平岡真寛氏 京都大学放射線腫瘍学・画像応用治療学教授

──がん対策法が施行された今年は、学会にとっても大きな節目といえますね。

平岡 個別の疾患のために特別の法律が制定されるということは珍しいことで、癌対策に関する法律ができたことは画期的なことだと思います。癌の臨床に関わるものとしては、誠にありがたいことだと認識しています。同時に当学会の果たすべき役割も重くなるでしょうね。その責務もひしひしと感じているところです。

──これまで以上の臨床成果が求められるようになる・・・

平岡 政府は、1983年からの「対がん10ヵ年総合戦略」、1994年からの「がん克服新10か年戦略」、2004年からの第3次対がん10か年総合戦略「がんの罹患率と死亡率の激減を目指して」に取り組んできました。これまで24年間、癌対策に取り組んできたわけですが、新たに法律が作られたということは、国民の目からするとこれまでの癌対策が必ずしも十分でなかったということになるでしょう。なかでも、基礎研究に関して多くの資金と労力が投入されてきたわけですが、それが十分に患者や一般市民に成果をもたらしたかどうか、そこに納得感が得られていないということがいえるのではないでしょうか。確かに、これまでは基礎研究を重視している部分があったと思います。これからは臨床と臨床の研究に軸足が置かれるようになっていくんでしょうね。

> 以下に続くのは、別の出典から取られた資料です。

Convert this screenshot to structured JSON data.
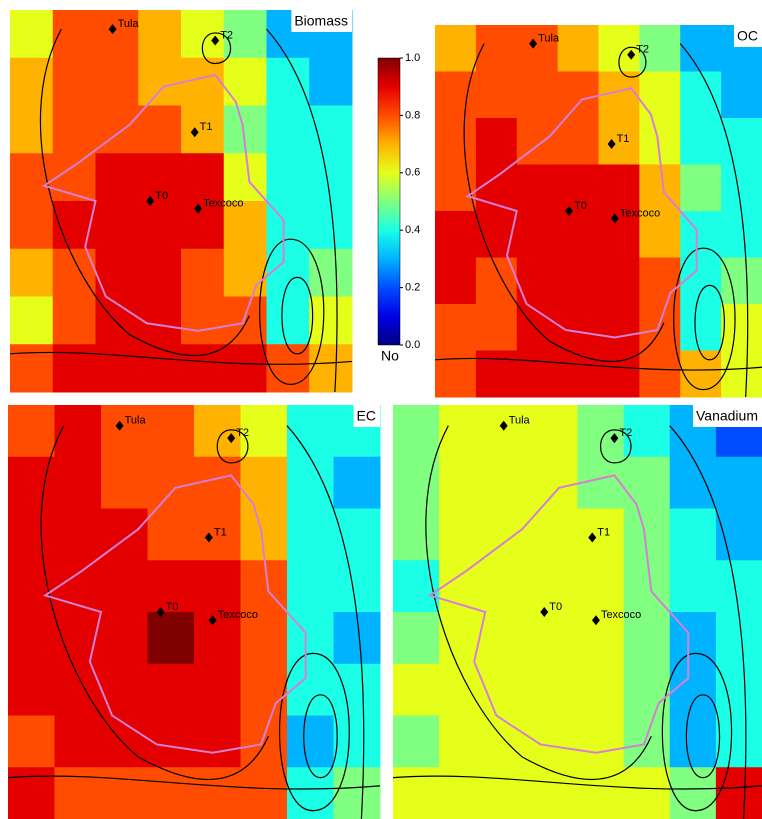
{
  "colormap": "jet",
  "sites": [
    "Tula",
    "T2",
    "T1",
    "T0",
    "Texcoco"
  ],
  "colorbar": {
    "label": "No",
    "lim": [
      0,
      1
    ],
    "ticks": [
      {
        "value": 0,
        "label": "0.0"
      },
      {
        "value": 0.2,
        "label": "0.2"
      },
      {
        "value": 0.4,
        "label": "0.4"
      },
      {
        "value": 0.6,
        "label": "0.6"
      },
      {
        "value": 0.8,
        "label": "0.8"
      },
      {
        "value": 1,
        "label": "1.0"
      }
    ]
  },
  "chart_data": [
    {
      "type": "heatmap",
      "title": "Biomass",
      "z": [
        [
          0.6,
          0.8,
          0.8,
          0.7,
          0.6,
          0.5,
          0.3,
          0.3
        ],
        [
          0.7,
          0.8,
          0.8,
          0.7,
          0.7,
          0.6,
          0.4,
          0.3
        ],
        [
          0.7,
          0.8,
          0.8,
          0.8,
          0.7,
          0.5,
          0.4,
          0.4
        ],
        [
          0.8,
          0.8,
          0.9,
          0.9,
          0.9,
          0.6,
          0.4,
          0.4
        ],
        [
          0.8,
          0.9,
          0.9,
          0.9,
          0.9,
          0.7,
          0.4,
          0.4
        ],
        [
          0.7,
          0.8,
          0.9,
          0.9,
          0.8,
          0.7,
          0.4,
          0.5
        ],
        [
          0.6,
          0.8,
          0.9,
          0.9,
          0.8,
          0.8,
          0.4,
          0.6
        ],
        [
          0.8,
          0.9,
          0.9,
          0.9,
          0.9,
          0.9,
          0.8,
          0.7
        ]
      ]
    },
    {
      "type": "heatmap",
      "title": "OC",
      "z": [
        [
          0.7,
          0.8,
          0.8,
          0.7,
          0.6,
          0.5,
          0.3,
          0.3
        ],
        [
          0.8,
          0.8,
          0.8,
          0.8,
          0.7,
          0.6,
          0.4,
          0.3
        ],
        [
          0.8,
          0.9,
          0.8,
          0.8,
          0.7,
          0.6,
          0.4,
          0.4
        ],
        [
          0.8,
          0.9,
          0.9,
          0.9,
          0.9,
          0.7,
          0.5,
          0.4
        ],
        [
          0.9,
          0.9,
          0.9,
          0.9,
          0.9,
          0.7,
          0.4,
          0.4
        ],
        [
          0.9,
          0.8,
          0.9,
          0.9,
          0.9,
          0.8,
          0.4,
          0.5
        ],
        [
          0.8,
          0.8,
          0.9,
          0.9,
          0.9,
          0.8,
          0.4,
          0.6
        ],
        [
          0.8,
          0.9,
          0.9,
          0.9,
          0.9,
          0.8,
          0.7,
          0.6
        ]
      ]
    },
    {
      "type": "heatmap",
      "title": "EC",
      "z": [
        [
          0.8,
          0.9,
          0.8,
          0.8,
          0.7,
          0.6,
          0.4,
          0.4
        ],
        [
          0.9,
          0.9,
          0.8,
          0.8,
          0.8,
          0.7,
          0.4,
          0.3
        ],
        [
          0.9,
          0.9,
          0.9,
          0.8,
          0.8,
          0.7,
          0.4,
          0.4
        ],
        [
          0.9,
          0.9,
          0.9,
          0.9,
          0.9,
          0.8,
          0.4,
          0.4
        ],
        [
          0.9,
          0.9,
          0.9,
          1.0,
          0.9,
          0.8,
          0.4,
          0.3
        ],
        [
          0.9,
          0.9,
          0.9,
          0.9,
          0.9,
          0.8,
          0.4,
          0.4
        ],
        [
          0.8,
          0.9,
          0.9,
          0.9,
          0.9,
          0.8,
          0.3,
          0.4
        ],
        [
          0.9,
          0.8,
          0.8,
          0.8,
          0.8,
          0.8,
          0.4,
          0.5
        ]
      ]
    },
    {
      "type": "heatmap",
      "title": "Vanadium",
      "z": [
        [
          0.5,
          0.6,
          0.6,
          0.6,
          0.5,
          0.4,
          0.3,
          0.2
        ],
        [
          0.5,
          0.6,
          0.6,
          0.6,
          0.5,
          0.5,
          0.3,
          0.3
        ],
        [
          0.5,
          0.6,
          0.6,
          0.6,
          0.6,
          0.5,
          0.4,
          0.3
        ],
        [
          0.4,
          0.6,
          0.6,
          0.6,
          0.6,
          0.5,
          0.4,
          0.4
        ],
        [
          0.5,
          0.6,
          0.6,
          0.6,
          0.6,
          0.5,
          0.3,
          0.4
        ],
        [
          0.6,
          0.6,
          0.6,
          0.6,
          0.6,
          0.5,
          0.3,
          0.4
        ],
        [
          0.5,
          0.6,
          0.6,
          0.6,
          0.6,
          0.5,
          0.3,
          0.4
        ],
        [
          0.6,
          0.6,
          0.6,
          0.6,
          0.6,
          0.6,
          0.5,
          0.9
        ]
      ]
    }
  ]
}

──これまでの取り組みに足りなかったことはどんなことでしょうか。

平岡 国民が我々に投げかけている疑問は、自分や家族が癌になったとき、十分な治療をしてくれる専門的な知識を持ち合わせた医師が近くにいるのかどうかということでしょう。そして、患者が自分の病気の治療法や治療機関を知り、選択するための情報が不足していたことではないでしょうか。その2点に集約されるといっても過言ではないでしょう。率直にいえば、これまでこうしたことが不十分だったと認めざるを得ないところがあったと思います。これまでの対癌戦略はたくさんのことを成し遂げたという成果がありますが、反対にできていなかったこともたくさんあったと感じています。

──癌治療学会としてはどのような意気込みをお持ちになっているのですか。

平岡 これまで足りなかったことが何かをよく認識したうえで、これから良くしていくために取り組んでいく姿勢が大切でしょう。一口で言って、これまでは患者の視点が不足していたと思います。だから情報を十分に提供することもできていなかった・・・。幸い、癌治療学会は、癌の種類と臓器においても、外科手術、抗癌剤治療、放射線といった治療法においても横断的な学会です。看護師、薬剤師、技師などもたくさん参加しています。癌治療学会に問われていることは大きいし、責任も重いと感じています。質の高い癌診療を日本で幅広く提供できる体制を整備すると共に、患者に分かりやすい情報を提供することに寄与していくべきでしょうね。

──6月に閣議決定されたがん対策推進基本計画では、「癌による死亡者の20%減少」「すべての癌患者・家族の苦痛の軽減と療養生活の質の向上」が目標とされ、「放射線療法と化学療法の推進と、これらを専門的に行う医師などの育成」「治療の初期段階からの緩和ケアの実施」などを重点項目として取り組むことになっています。癌治療学会としてはこの辺りをどのように進めることになるのでしょうか。

平岡 日本の手術の技術は高いレベルにあると思います。それは素晴らしいことでしょう。しかし、基本計画にあるように、これからは放射線療法や化学療法を含めたチーム医療によって、患者一人ひとりに適切な治療ができる体制を整備していかなければならないと思います。ブラックジャックのような腕のいい外科医が一人で手術の腕で勝負するというより、多職種の多くの専門家が集学的にチーム医療によって総合力で癌を治すという時代になっていると思います。

 癌を治療する医療従事者の不足やアンバランスを解消していくことも大切でしょう。外科医に比べて放射線治療医は圧倒的に少ないのが現状です。抗癌剤治療の専門家も足りません。緩和ケアができる医師も不十分です。まさに癌の医療体制が問われていると認識しています。こうした観点から今回、総会の特別企画として、「がん対策基本法を見据えた新たながん診療のあり方 −患者が求めるがん医療とは」というタイトルでパネルディスカッションを行います。厚生労働省、文部科学省や癌経験者など、8人のパネリストで議論する予定です。